Um minuto de silêncio é um filme para quem não tem problemas de gastrite e ostenta fígado forte. O cineasta maltrata a realidade dos últimos dez anos de história boliviana na busca de transformar algozes em vítimas. Quem conseguiu se aguentar na poltrona durante hora e meia de autoboicote à inteligência foi brindado com um extra que não está nos melhores DVDs do planeta: Organi trouxe à sessão da noite de sábado (19) na sala 1 do Espaço Itaú Augusta nada menos que Pinto Molina, que teve direito a microfone para se promover.
“Sou um dos 700 exilados do governo Evo Morales”, começou Molina, falando a uma plateia já muito esvaziada depois do fim da sessão, quando alguns dos espectadores deixaram a sala aos gritos de “imperialista”, com manifestações irritadas que classificaram o documentário de antidemocrático para baixo.
O oponente de Evo Morales não tem o charme de garota frágil-dócil-determinada de Yoani Sánchez, nem usa vestidinhos propositalmente gastos, o que seguramente lhe prejudica no intento de conquistar a América. Sua rechonchudez não casa bem com a imagem de quem diz ter sofrido uma imensa depressão no ano e dois meses que viveu na Embaixada do Brasil em La Paz, e seu sorriso, fixo no 75% de completude, evoca mais a Paulo Maluf que a Nelson Mandela.
Para quem não se lembra, Pinto Molina entrou no Brasil em 24 de agosto, em uma operação ilegal feita por funcionários da diplomacia brasileira em La Paz. A fuga pegou o Itamaraty de calças curtas, o que levou à demissão do ministro das Relações Exteriores, Antonio Patriota. O senador não tinha salvo-conduto para realizar a viagem da embaixada, território diplomático estrangeiro, até o aeroporto, de onde poderia deixar a Bolívia. As últimas informações do governo Dilma Rousseff são de que ele não será devolvido ao país de origem, embora possa ser orientado a buscar asilo em outra nação. Sempre de rosto rosado e paletó bem cortado, o parlamentar parece não ter ficado satisfeito em deixar a Bolívia e pretende agora usar a passagem por solo nacional para se promover. “A história me julgará”, disse aos que se dispuseram a ouvi-lo em São Paulo, onde se colocou como um defensor da liberdade.
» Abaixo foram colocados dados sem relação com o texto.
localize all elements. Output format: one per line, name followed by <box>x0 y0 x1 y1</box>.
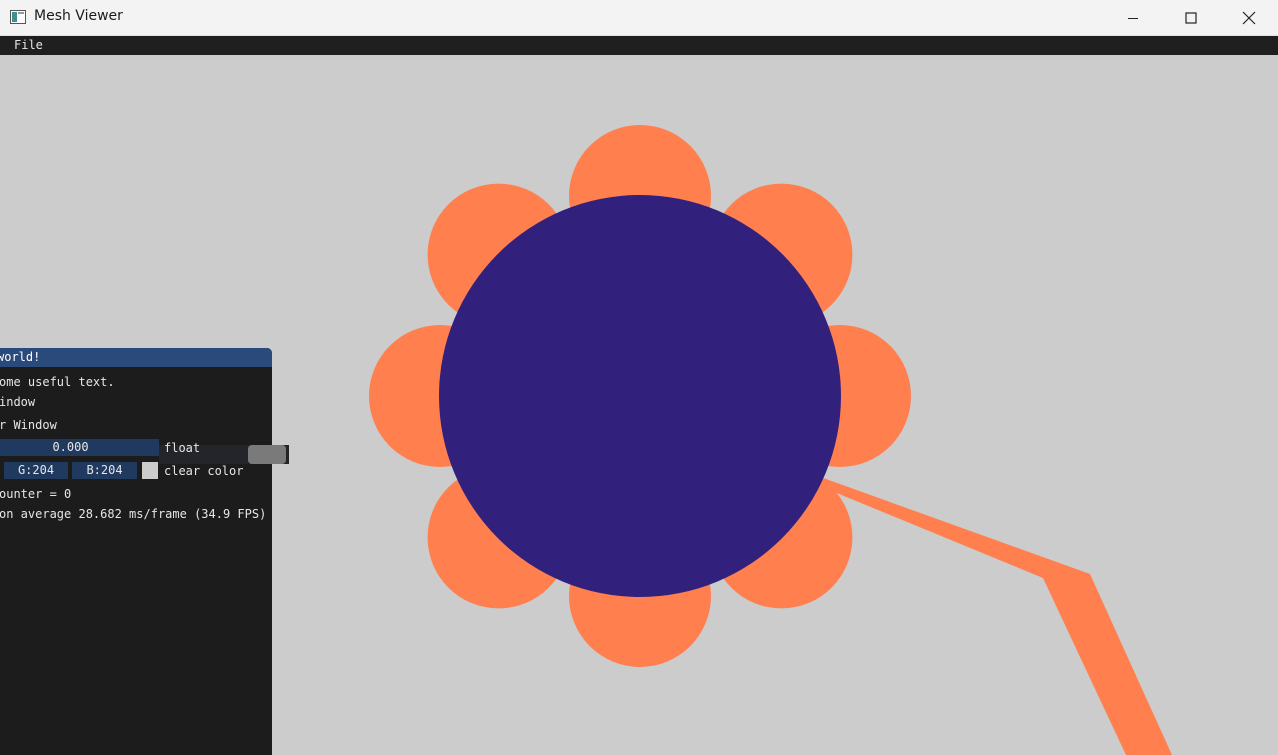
clear-color-swatch[interactable] <box>142 462 158 479</box>
window-title: Mesh Viewer <box>34 8 123 24</box>
close-button[interactable] <box>1220 0 1278 35</box>
color-g-field[interactable]: G:204 <box>4 462 68 479</box>
flower-center <box>439 195 841 597</box>
clear-color-label: clear color <box>164 464 244 478</box>
imgui-window-titlebar[interactable]: world! <box>0 348 272 367</box>
counter-text: ounter = 0 <box>0 487 72 501</box>
minimize-button[interactable] <box>1104 0 1162 35</box>
minimize-icon <box>1128 17 1138 19</box>
float-slider-value: 0.000 <box>52 440 89 454</box>
app-icon <box>10 10 26 24</box>
float-slider[interactable]: 0.000 <box>0 439 159 456</box>
useful-text: ome useful text. <box>0 375 115 389</box>
maximize-icon <box>1185 11 1197 24</box>
maximize-button[interactable] <box>1162 0 1220 35</box>
menu-file[interactable]: File <box>12 38 45 52</box>
demo-window-checkbox[interactable]: indow <box>0 395 35 409</box>
title-bar: Mesh Viewer <box>0 0 1278 36</box>
another-window-checkbox[interactable]: r Window <box>0 418 57 432</box>
color-b-value: B:204 <box>86 463 123 477</box>
close-icon <box>1242 11 1256 24</box>
menu-bar: File <box>0 36 1278 55</box>
fps-text: on average 28.682 ms/frame (34.9 FPS) <box>0 507 267 521</box>
color-b-field[interactable]: B:204 <box>72 462 137 479</box>
float-slider-grab[interactable] <box>248 445 286 464</box>
imgui-window-title: world! <box>0 350 41 364</box>
stem-shape <box>810 474 1172 755</box>
float-label: float <box>164 441 201 455</box>
imgui-window[interactable]: world! ome useful text. indow r Window 0… <box>0 348 289 755</box>
color-g-value: G:204 <box>17 463 55 477</box>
“Não sabia o que fazer. Morri de vergonha de estar ali com a camisa da mostra”, confessou um funcionário da organização. Aparentemente, entre todos os que trabalham na realização do evento não havia ninguém que soubesse que Pinto Molina tomaria de assalto a sessão – embora o portal UOL informasse em reportagem publicada sete horas antes da exibição do filme que o senador estaria presente.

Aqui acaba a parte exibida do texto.